Fidelity Bank Ghana has posted a Profit Before Tax of GH¢1.46 billion for the 2025 financial year, representing a 21 per cent increase from the GH¢1.21 billion recorded in 2024, the bank announced at its 2026 Annual General Meeting.
The results mark one of the strongest performances in the bank’s history, driven by robust growth across its lending, digital banking and green finance portfolios. Operating income climbed to GH¢2.68 billion, up from GH¢2.34 billion the previous year, while total assets expanded by 17 per cent to GH¢25.98 billion.
Board Chairman James Reynolds described the performance as a reflection of disciplined strategy execution, resilient operational capacity and sustained customer confidence. “These results demonstrate that our strategic focus on innovation, risk management and customer-centric banking is delivering real value,” he said.
The bank’s lending division emerged as a standout performer. Gross loans and advances surged by 51 per cent, rising from GH¢3.14 billion in 2024 to GH¢4.74 billion in 2025. The expansion was broad-based, covering corporate businesses, small and medium enterprises, retail customers and emerging growth sectors across the Ghanaian economy.
Critically, the quality of the loan portfolio improved despite the aggressive expansion. The bank’s Non-Performing Loan ratio fell to 7.09 per cent, well below the industry average of 18.9 per cent. “Our proactive risk management approach resulted in a significant improvement in asset quality,” said Managing Director Julian Opuni. “This gives us the confidence to continue expanding our lending activities.”
Fidelity Bank’s digital transformation strategy also contributed meaningfully to the results. Mr Opuni said investments in automation, analytics and customer-focused digital platforms had strengthened the bank’s ability to deliver personalised and reliable banking solutions. “Our digital channels and core platforms remain central to how we serve our customers,” he stated.
In a notable development, the bank deployed over GH¢170 million in 2025 to support green businesses and climate-smart initiatives, signalling a growing commitment to sustainable finance. The investment aligns with broader industry trends as Ghanaian banks increasingly recognise the commercial potential of financing environmentally responsible enterprises.
Wholesale and customer funding liabilities grew by 13 per cent to GH¢21.68 billion, reflecting strong deposit mobilisation and diversified funding sources.
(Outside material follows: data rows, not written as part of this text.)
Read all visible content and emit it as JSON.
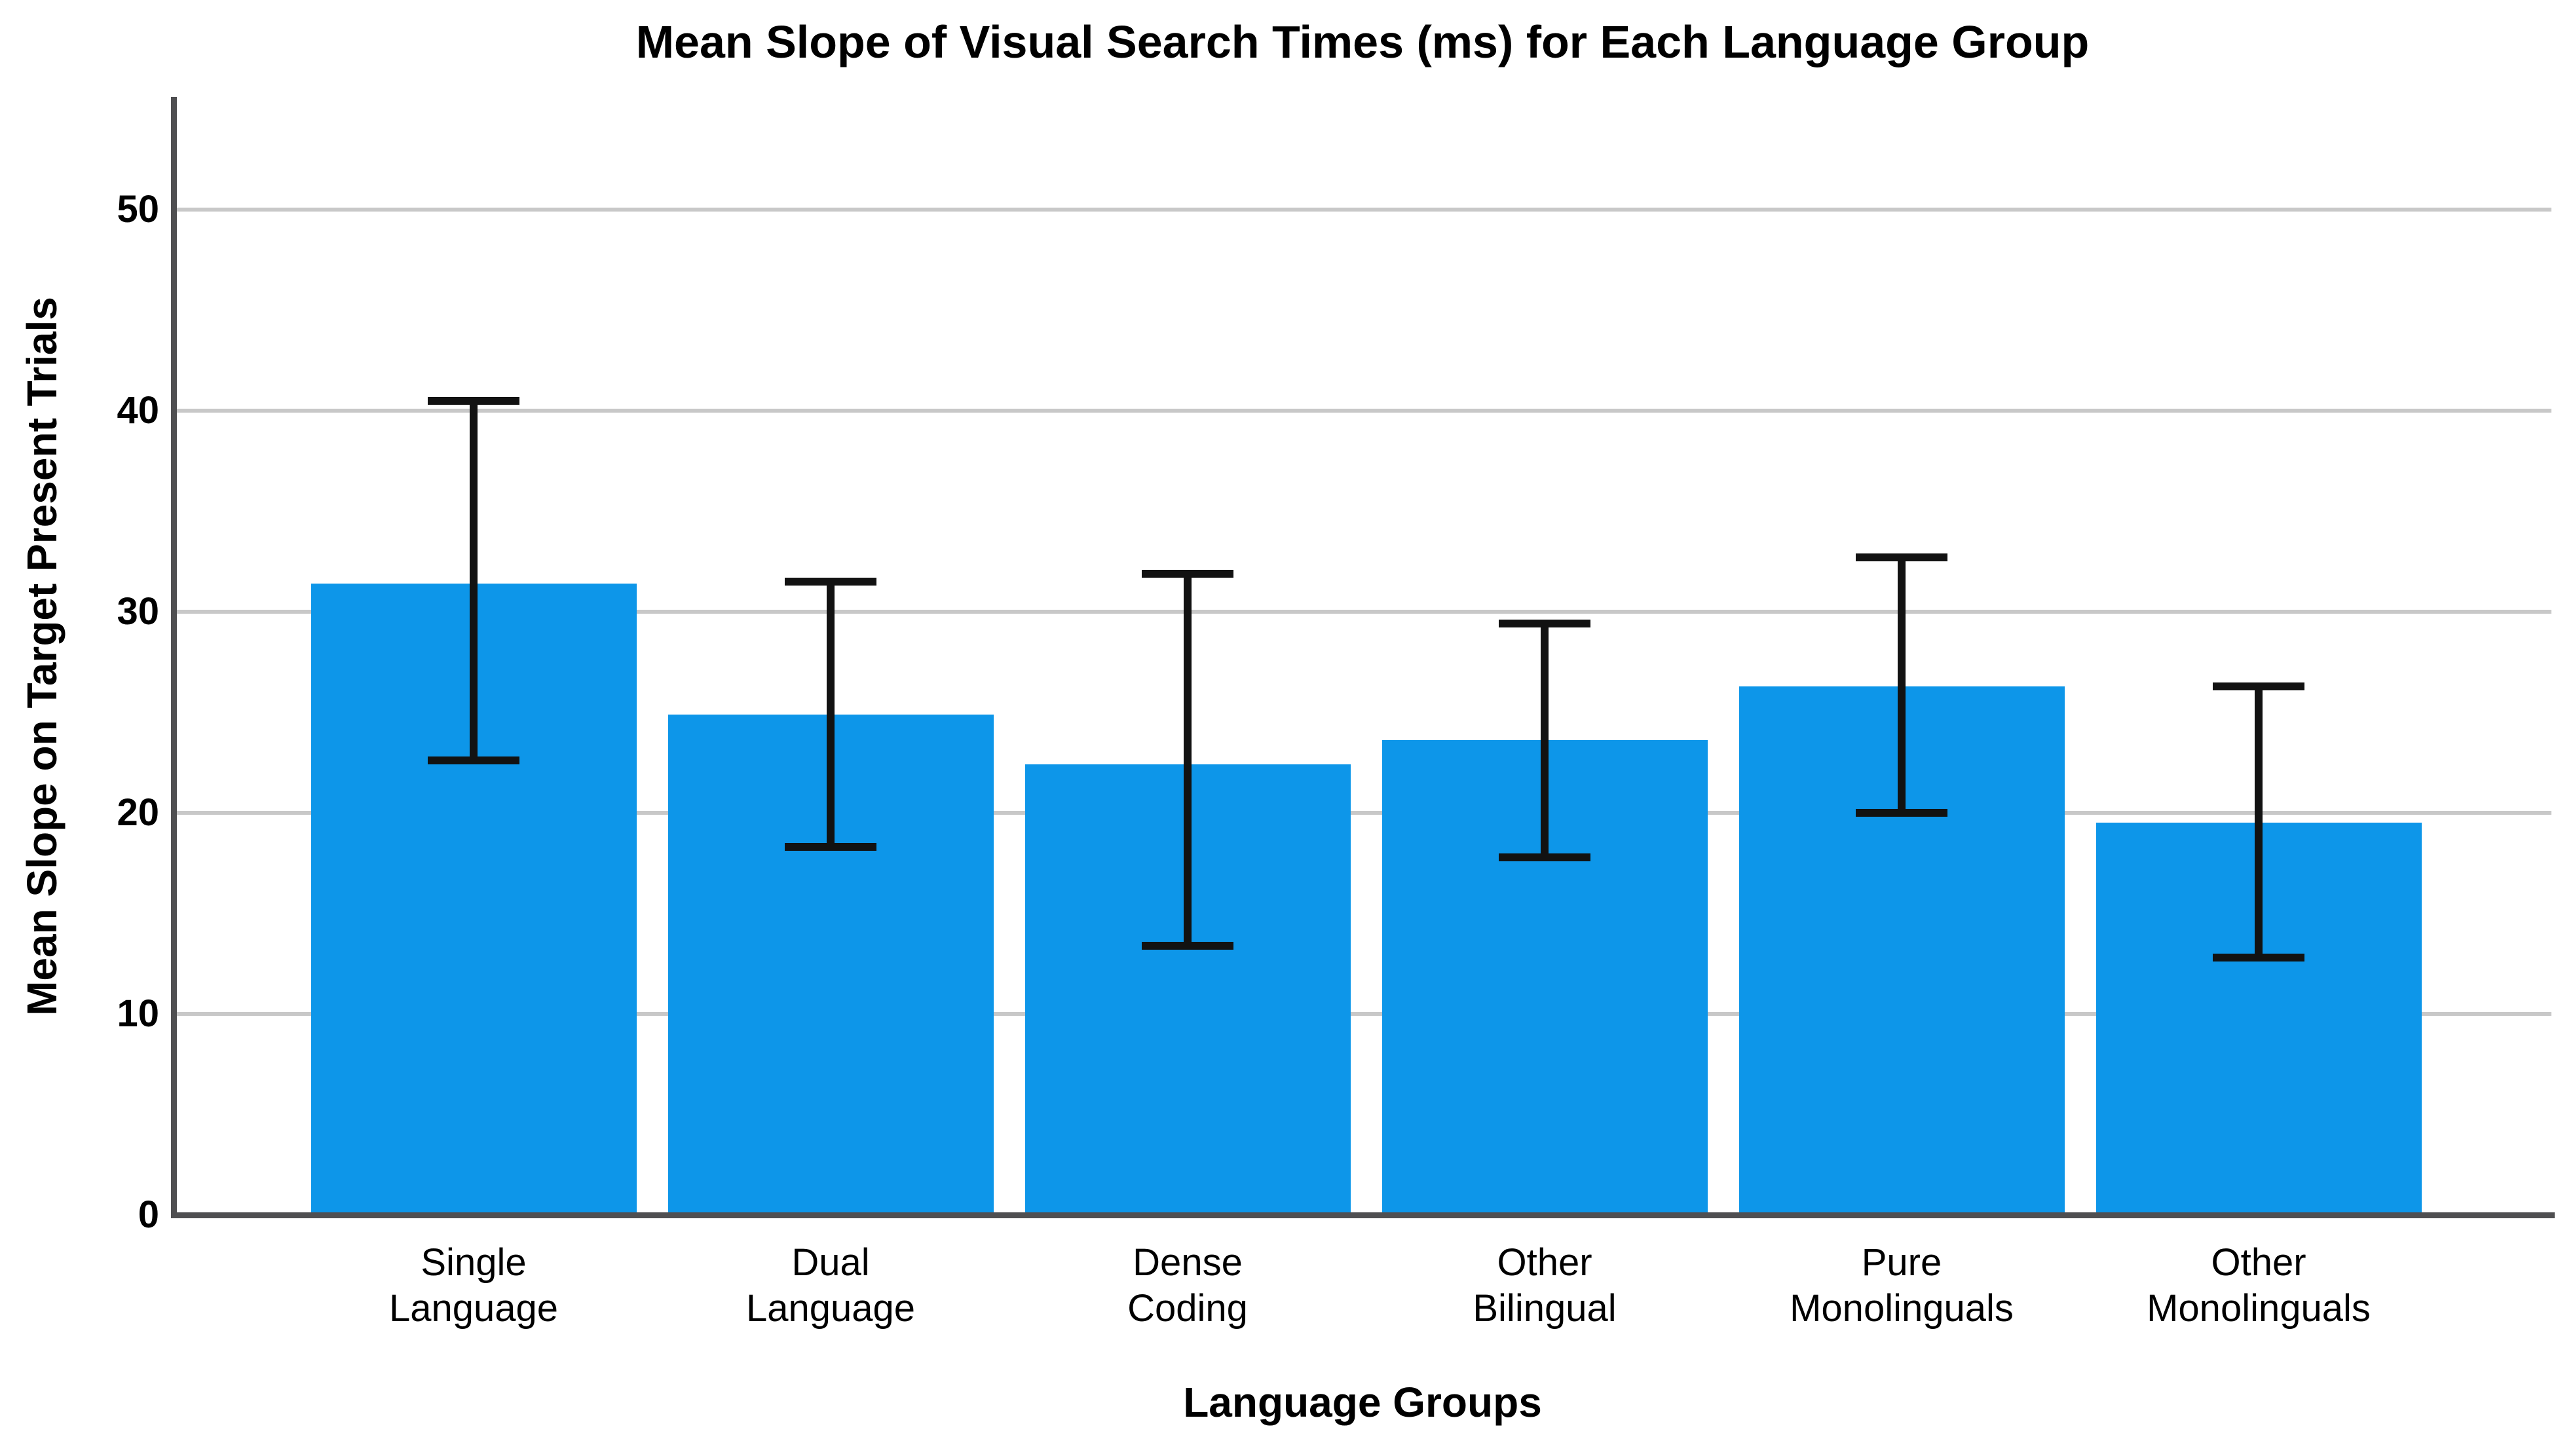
{
  "chart_data": {
    "type": "bar",
    "title": "Mean Slope of Visual Search Times (ms) for Each Language Group",
    "xlabel": "Language Groups",
    "ylabel": "Mean Slope on Target Present Trials",
    "categories": [
      "Single Language",
      "Dual Language",
      "Dense Coding",
      "Other Bilingual",
      "Pure Monolinguals",
      "Other Monolinguals"
    ],
    "values": [
      31.4,
      24.9,
      22.4,
      23.6,
      26.3,
      19.5
    ],
    "error_bars": {
      "upper": [
        40.5,
        31.5,
        31.9,
        29.4,
        32.7,
        26.3
      ],
      "lower": [
        22.6,
        18.3,
        13.4,
        17.8,
        20.0,
        12.8
      ]
    },
    "yticks": [
      0,
      10,
      20,
      30,
      40,
      50
    ],
    "ylim": [
      0,
      55.6
    ],
    "grid": "horizontal",
    "legend": "none",
    "colors": {
      "bar": "#0D96E9",
      "gridline": "#C8C8C8",
      "axis": "#4F4F51",
      "error_bar": "#121212",
      "text": "#000000",
      "background": "#FFFFFF"
    }
  }
}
Following approval from the Bank of Ghana, the Board declared a dividend of GH¢11.20 per share, rewarding shareholders for a year of exceptional performance.
The results position Fidelity Bank as one of the leading performers in Ghana’s banking sector, building on a legacy of growth that traces back to its founder, Edward Effah, who has been recognised as a key architect of Ghana’s modern banking industry. The bank’s ability to combine aggressive lending expansion with improved asset quality sets it apart in a sector where many competitors continue to grapple with high levels of non-performing loans.
As Ghana’s economy continues to recover and diversify, Fidelity Bank’s strong capital position and digital capabilities place it in a favourable position to capitalise on emerging opportunities in trade finance, agricultural lending and the green economy.